Financing may not be available to us when we need it or may not be available to us on favorable or acceptable terms or at all. We could be required to seek funds through collaborative alliances or through other means that may require us to relinquish rights to some of our technologies, drug candidates or drugs that we would otherwise pursue on our own. In addition, if we raise additional funds by issuing equity securities, our then existing stockholders will experience dilution. The terms of any financing may adversely affect the holdings or the rights of existing stockholders. An equity financing that involves existing stockholders may cause a concentration of ownership. Debt financing, if available, may involve agreements that include covenants limiting or restricting our ability to take specific actions, such as incurring additional debt, making capital expenditures or declaring dividends, and are likely to include rights that are senior to the holders of our common stock.

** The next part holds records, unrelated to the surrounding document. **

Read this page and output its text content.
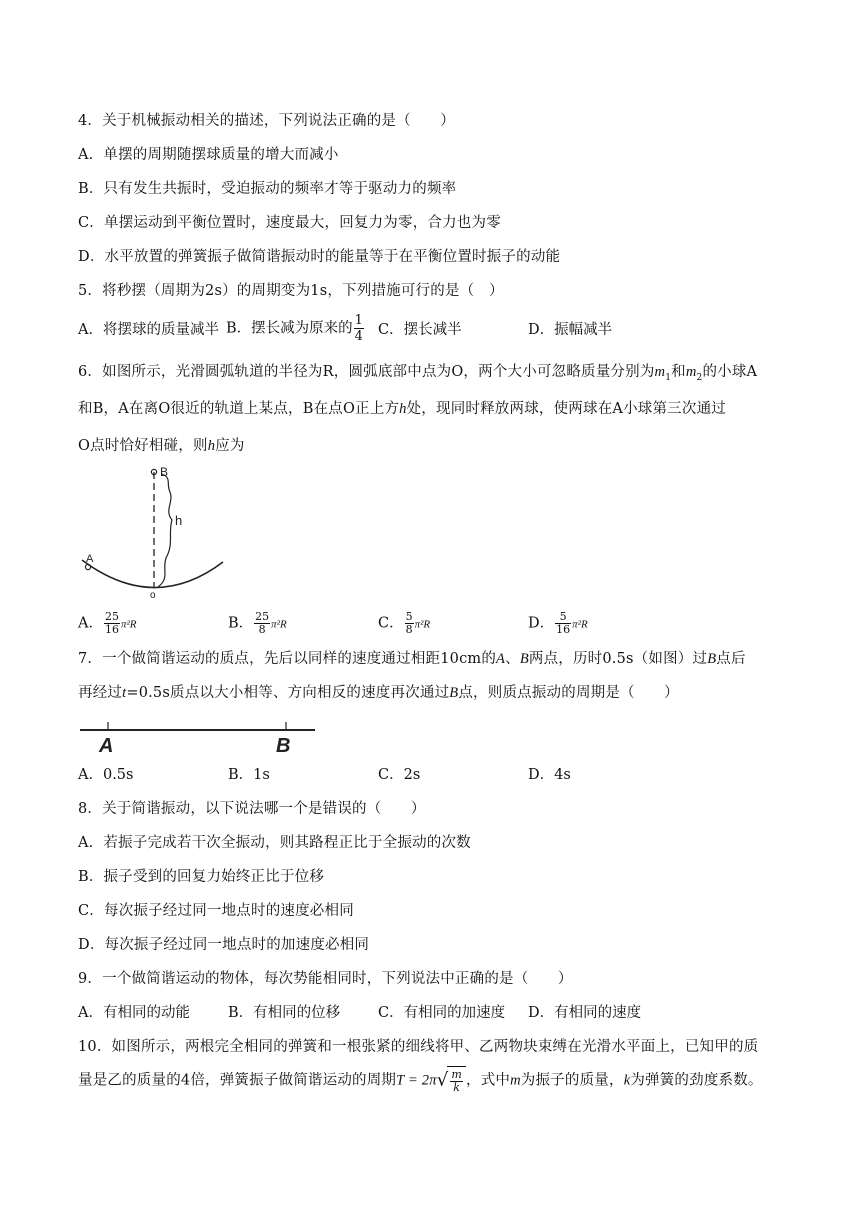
4．关于机械振动相关的描述，下列说法正确的是（　　）
A．单摆的周期随摆球质量的增大而减小
B．只有发生共振时，受迫振动的频率才等于驱动力的频率
C．单摆运动到平衡位置时，速度最大，回复力为零，合力也为零
D．水平放置的弹簧振子做简谐振动时的能量等于在平衡位置时振子的动能
5．将秒摆（周期为2s）的周期变为1s，下列措施可行的是（　）
A．将摆球的质量减半 B．摆长减为原来的 $\frac{1}{4}$ C．摆长减半	D．振幅减半
6．如图所示，光滑圆弧轨道的半径为R，圆弧底部中点为O，两个大小可忽略质量分别为$m_1$和$m_2$的小球A
和B，A在离O很近的轨道上某点，B在点O正上方h处，现同时释放两球，使两球在A小球第三次通过
O点时恰好相碰，则h应为
B
h
A
o
A． $\frac{25}{16} \pi^2R$	B． $\frac{25}{8} \pi^2R$	C． $\frac{5}{8} \pi^2R$	D． $\frac{5}{16} \pi^2R$
7．一个做简谐运动的质点，先后以同样的速度通过相距10cm的A、B两点，历时0.5s（如图）过B点后
再经过t=0.5s质点以大小相等、方向相反的速度再次通过B点，则质点振动的周期是（　　）
A	B
A．0.5s	B．1s	C．2s	D．4s
8．关于简谐振动，以下说法哪一个是错误的（　　）
A．若振子完成若干次全振动，则其路程正比于全振动的次数
B．振子受到的回复力始终正比于位移
C．每次振子经过同一地点时的速度必相同
D．每次振子经过同一地点时的加速度必相同
9．一个做简谐运动的物体，每次势能相同时，下列说法中正确的是（　　）
A．有相同的动能	B．有相同的位移	C．有相同的加速度 D．有相同的速度
10．如图所示，两根完全相同的弹簧和一根张紧的细线将甲、乙两物块束缚在光滑水平面上，已知甲的质
量是乙的质量的4倍，弹簧振子做简谐运动的周期$T = 2\pi√ \frac{m}{k}$ ，式中m为振子的质量，k为弹簧的劲度系数。
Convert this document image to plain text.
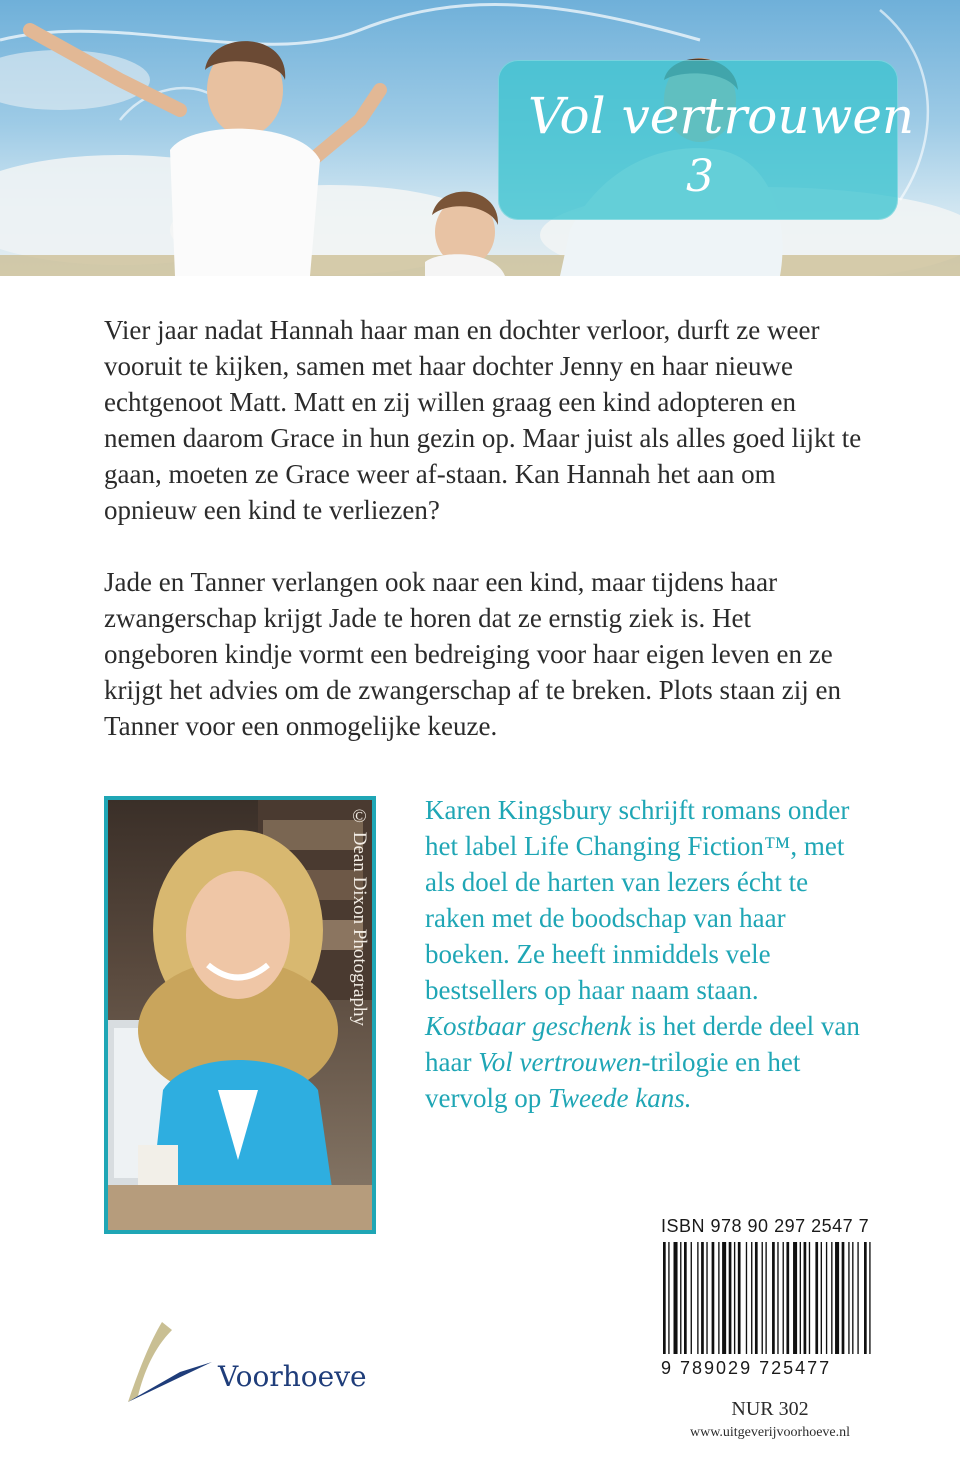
Vol vertrouwen
3

Vier jaar nadat Hannah haar man en dochter verloor, durft ze weer vooruit te kijken, samen met haar dochter Jenny en haar nieuwe echtgenoot Matt. Matt en zij willen graag een kind adopteren en nemen daarom Grace in hun gezin op. Maar juist als alles goed lijkt te gaan, moeten ze Grace weer af-staan. Kan Hannah het aan om opnieuw een kind te verliezen?

Jade en Tanner verlangen ook naar een kind, maar tijdens haar zwangerschap krijgt Jade te horen dat ze ernstig ziek is. Het ongeboren kindje vormt een bedreiging voor haar eigen leven en ze krijgt het advies om de zwangerschap af te breken. Plots staan zij en Tanner voor een onmogelijke keuze.

© Dean Dixon Photography Karen Kingsbury schrijft romans onder het label Life Changing Fiction™, met als doel de harten van lezers écht te raken met de boodschap van haar boeken. Ze heeft inmiddels vele bestsellers op haar naam staan. Kostbaar geschenk is het derde deel van haar Vol vertrouwen-trilogie en het vervolg op Tweede kans.

Voorhoeve
ISBN 978 90 297 2547 7
9 789029 725477
NUR 302
www.uitgeverijvoorhoeve.nl
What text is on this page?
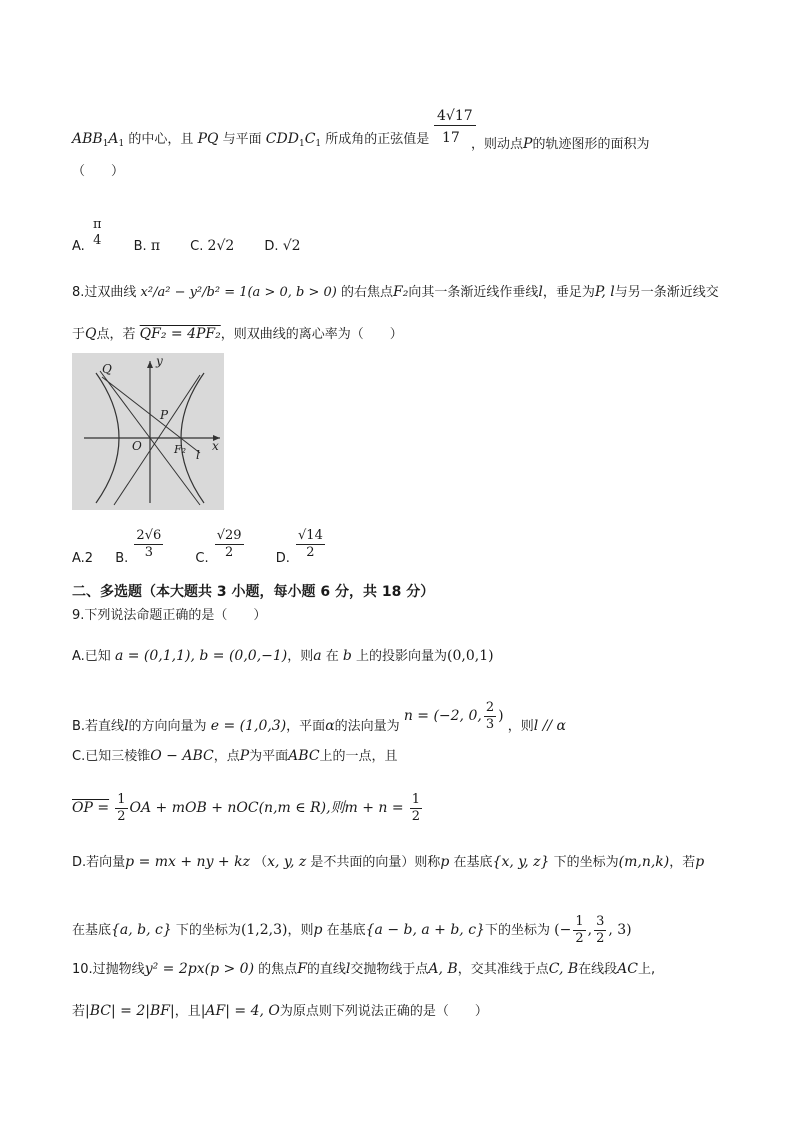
4√17
17
$ABB_1A_1$ 的中心，且 PQ 与平面 $CDD_1C_1$ 所成角的正弦值是	，则动点P的轨迹图形的面积为
（　　）
A.
π
4 B. π C. 2√2 D. √2
8.过双曲线 x²/a² − y²/b² = 1(a > 0, b > 0) 的右焦点F₂向其一条渐近线作垂线l，垂足为P, l与另一条渐近线交
于Q点，若 QF₂ = 4PF₂，则双曲线的离心率为（　　）
y
x
Q
P
O	F₂ l
A.2 B. $\frac{2√6}{3} C$. $\frac{√29}{2} D$. $\frac{√14}{2}$
二、多选题（本大题共 3 小题，每小题 6 分，共 18 分）
9.下列说法命题正确的是（　　）
A.已知 a = (0,1,1), b = (0,0,−1)，则a 在 b 上的投影向量为(0,0,1)
B.若直线l的方向向量为 e = (1,0,3)，平面α的法向量为 n = (−2, 0, $\frac{2}{3}$ ) ，则l // α
C.已知三棱锥O − ABC，点P为平面ABC上的一点，且
OP = $\frac{1}{2}$ OA + mOB + nOC(n,m ∈ R),则$m + n = \frac{1}{2}$
D.若向量p = mx + ny + kz （x, y, z 是不共面的向量）则称p 在基底{x, y, z} 下的坐标为(m,n,k)，若p
在基底{a, b, c} 下的坐标为(1,2,3)，则p 在基底{a − b, a + b, c}下的坐标为 (− $\frac{1}{2}$ , $\frac{3}{2}$ , 3)
10.过抛物线y² = 2px(p > 0) 的焦点F的直线l交抛物线于点A, B，交其准线于点C, B在线段AC上,
若|BC| = 2|BF|，且|AF| = 4, O为原点则下列说法正确的是（　　）
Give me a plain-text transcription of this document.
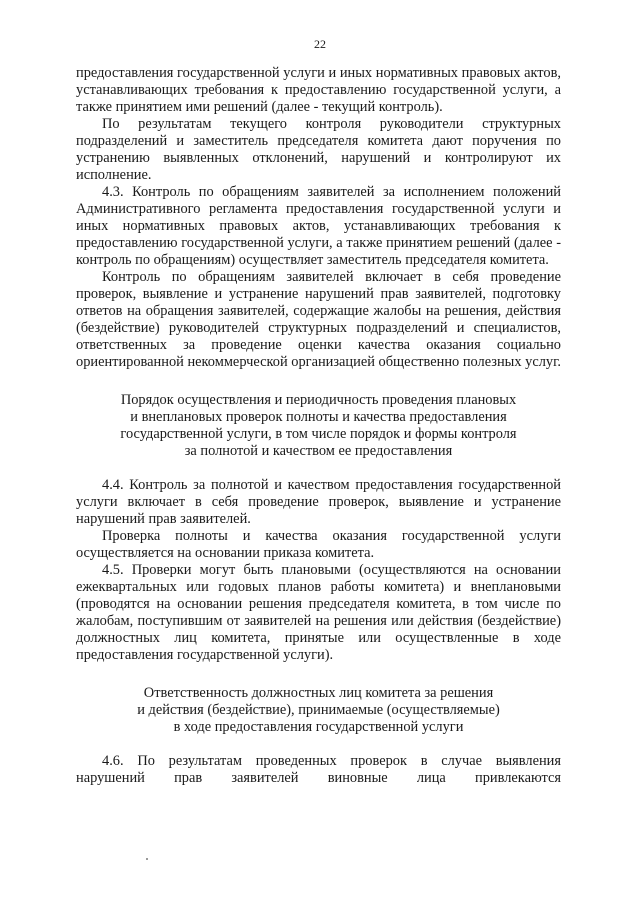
22

предоставления государственной услуги и иных нормативных правовых актов, устанавливающих требования к предоставлению государственной услуги, а также принятием ими решений (далее - текущий контроль).

По результатам текущего контроля руководители структурных подразделений и заместитель председателя комитета дают поручения по устранению выявленных отклонений, нарушений и контролируют их исполнение.

4.3. Контроль по обращениям заявителей за исполнением положений Административного регламента предоставления государственной услуги и иных нормативных правовых актов, устанавливающих требования к предоставлению государственной услуги, а также принятием решений (далее - контроль по обращениям) осуществляет заместитель председателя комитета.

Контроль по обращениям заявителей включает в себя проведение проверок, выявление и устранение нарушений прав заявителей, подготовку ответов на обращения заявителей, содержащие жалобы на решения, действия (бездействие) руководителей структурных подразделений и специалистов, ответственных за проведение оценки качества оказания социально ориентированной некоммерческой организацией общественно полезных услуг.

Порядок осуществления и периодичность проведения плановых
и внеплановых проверок полноты и качества предоставления
государственной услуги, в том числе порядок и формы контроля
за полнотой и качеством ее предоставления

4.4. Контроль за полнотой и качеством предоставления государственной услуги включает в себя проведение проверок, выявление и устранение нарушений прав заявителей.

Проверка полноты и качества оказания государственной услуги осуществляется на основании приказа комитета.

4.5. Проверки могут быть плановыми (осуществляются на основании ежеквартальных или годовых планов работы комитета) и внеплановыми (проводятся на основании решения председателя комитета, в том числе по жалобам, поступившим от заявителей на решения или действия (бездействие) должностных лиц комитета, принятые или осуществленные в ходе предоставления государственной услуги).

Ответственность должностных лиц комитета за решения
и действия (бездействие), принимаемые (осуществляемые)
в ходе предоставления государственной услуги
4.6. По результатам проведенных проверок в случае выявления
нарушений прав заявителей виновные лица привлекаются
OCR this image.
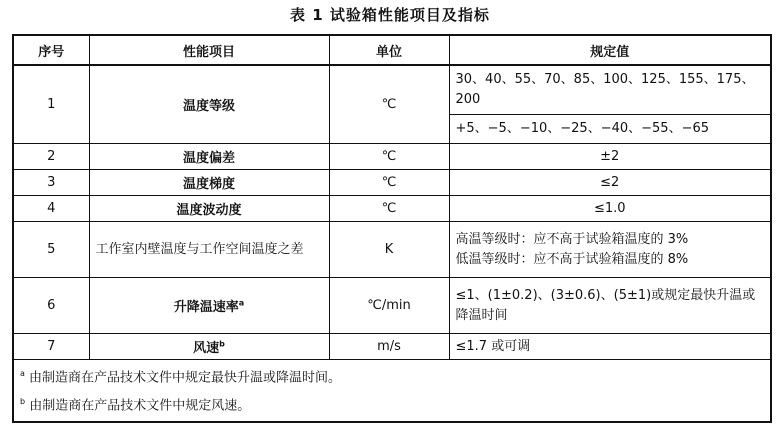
表 1 试验箱性能项目及指标
序号	性能项目	单位	规定值
1	温度等级	℃	30、40、55、70、85、100、125、155、175、200
+5、−5、−10、−25、−40、−55、−65

2	温度偏差	℃	±2
3	温度梯度	℃	≤2
4	温度波动度	℃	≤1.0
5	工作室内壁温度与工作空间温度之差	K	高温等级时：应不高于试验箱温度的 3%
低温等级时：应不高于试验箱温度的 8%

6	升降温速率$^a$	℃/min	≤1、(1±0.2)、(3±0.6)、(5±1)或规定最快升温或降温时间
7	风速$^b$	m/s	≤1.7 或可调

$^a$ 由制造商在产品技术文件中规定最快升温或降温时间。
$^b$ 由制造商在产品技术文件中规定风速。			
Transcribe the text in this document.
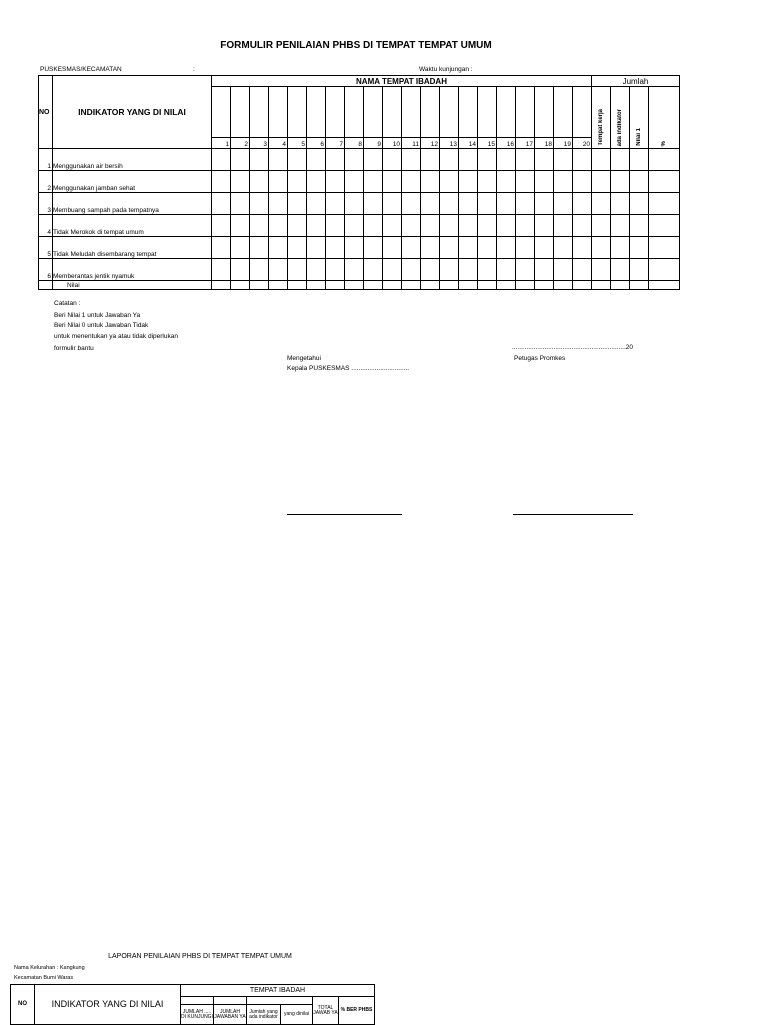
FORMULIR PENILAIAN PHBS DI TEMPAT TEMPAT UMUM
PUSKESMAS/KECAMATAN	:	Waktu kunjungan :
NO	INDIKATOR YANG DI NILAI	NAMA TEMPAT IBADAH																				Jumlah			
																						Tempat kerja	ada indikator	Nilai 1	%
		1	2	3	4	5	6	7	8	9	10	11	12	13	14	15	16	17	18	19	20				
1	Menggunakan air bersih																								
2	Menggunakan jamban sehat																								
3	Membuang sampah pada tempatnya																								
4	Tidak Merokok di tempat umum																								
5	Tidak Meludah disembarang tempat																								
6	Memberantas jentik nyamuk																								
	Nilai																								
Catatan :
Beri Nilai 1 untuk Jawaban Ya
Beri Nilai 0 untuk Jawaban Tidak
untuk menentukan ya atau tidak diperlukan
formulir bantu	...............................................................20
Mengetahui
Kepala PUSKESMAS ................................
Petugas Promkes
LAPORAN PENILAIAN PHBS DI TEMPAT TEMPAT UMUM
Nama Kelurahan : Kangkung
Kecamatan Bumi Waras
NO	INDIKATOR YANG DI NILAI	TEMPAT IBADAH					
						TOTAL JAWAB YA	% BER PHBS
		JUMLAH ..... DI KUNJUNGI	JUMLAH JAWABAN YA	Jumlah yang ada indikator	yang dinilai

Any additional debt or equity financing may contain terms which are not favorable to us or to our stockholders, such as liquidation and other preferences, or liens or other restrictions on our assets. As discussed in Note 10 to the financial statements appearing in our Annual Report on Form 10-K for the year ended December 31, 2016, additional equity financings may also result in cumulative changes in ownership over a three-year period in excess of 50% which would limit the amount of net operating loss and tax credit carryforwards that we may utilize in any one year.
If we are unable to obtain adequate funding on a timely basis or at all, we will be required to terminate, modify or delay preclinical or clinical trials of one or more of our drug candidates, significantly curtail or terminate discovery or development programs for new drug candidates or relinquish rights to portions of our technology, drug candidates and/or products.
Contractual Obligations
During the nine months ended September 30, 2017, there were no material changes outside the ordinary course of our business to our contractual obligations as disclosed in our Annual Report on Form 10-K for the year ended December 31, 2016.
Off-Balance Sheet Arrangements
As of September 30, 2017, we had no off-balance sheet arrangements.
New Accounting Pronouncements
New accounting pronouncements are discussed in Note 2 in the notes to the financial statements in this Quarterly Report on Form 10-Q.